Texas Homeowners Association Law is a comprehensive legal reference book written specifically for Directors, Officers and homeowners in Texas Homeowners Associations.

We the People and Governing Texas

We the People and Governing Texas
Author: Anthony Champagne
Publisher: W. W. Norton
Total Pages: 912
Release: 2015-07-08
Genre:
ISBN: 9780393287936

Politics is relevant and participation matters.

Texas Tough

Texas Tough
Author: Robert Perkinson
Publisher: Macmillan + ORM
Total Pages: 494
Release: 2010-03-11
Genre: Social Science
ISBN: 1429952776

A vivid history of America's biggest, baddest prison system and how it came to lead the nation's punitive revolution In the prison business, all roads lead to Texas. The most locked-down state in the nation has led the way in criminal justice severity, from assembly-line executions to isolation supermaxes, from prison privatization to sentencing juveniles as adults. Texas Tough, a sweeping history of American imprisonment from the days of slavery to the present, shows how a plantation-based penal system once dismissed as barbaric became the national template.

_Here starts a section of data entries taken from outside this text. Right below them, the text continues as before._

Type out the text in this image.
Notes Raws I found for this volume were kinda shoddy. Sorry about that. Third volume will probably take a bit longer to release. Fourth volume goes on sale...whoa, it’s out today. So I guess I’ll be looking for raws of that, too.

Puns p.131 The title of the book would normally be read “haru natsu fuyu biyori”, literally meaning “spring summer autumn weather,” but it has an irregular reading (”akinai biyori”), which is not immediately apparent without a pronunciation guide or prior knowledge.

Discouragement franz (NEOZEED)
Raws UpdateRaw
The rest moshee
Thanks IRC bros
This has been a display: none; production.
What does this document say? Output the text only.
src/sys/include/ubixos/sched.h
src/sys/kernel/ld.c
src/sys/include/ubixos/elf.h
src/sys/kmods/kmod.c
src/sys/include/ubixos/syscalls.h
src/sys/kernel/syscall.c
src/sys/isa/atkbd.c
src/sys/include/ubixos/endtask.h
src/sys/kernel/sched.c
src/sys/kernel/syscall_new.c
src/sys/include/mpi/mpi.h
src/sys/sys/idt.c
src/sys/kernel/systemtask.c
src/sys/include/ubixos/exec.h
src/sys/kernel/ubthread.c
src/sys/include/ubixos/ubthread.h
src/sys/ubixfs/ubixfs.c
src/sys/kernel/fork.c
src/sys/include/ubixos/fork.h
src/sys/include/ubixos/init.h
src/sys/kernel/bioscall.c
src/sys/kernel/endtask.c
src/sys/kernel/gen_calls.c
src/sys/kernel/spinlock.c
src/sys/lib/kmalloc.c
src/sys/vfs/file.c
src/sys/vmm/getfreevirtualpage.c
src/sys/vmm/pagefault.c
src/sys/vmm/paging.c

Drawing on convict accounts, official records, and interviews with prisoners, guards, and lawmakers, historian Robert Perkinson reveals the Southern roots of our present-day prison colossus. While conventional histories emphasize the North's rehabilitative approach, he shows how the retributive and profit-driven regime of the South ultimately triumphed. Most provocatively, he argues that just as convict leasing and segregation emerged in response to Reconstruction, so today's mass incarceration, with its vast racial disparities, must be seen as a backlash against civil rights. Illuminating for the first time the origins of America's prison juggernaut, Texas Tough points toward a more just and humane future.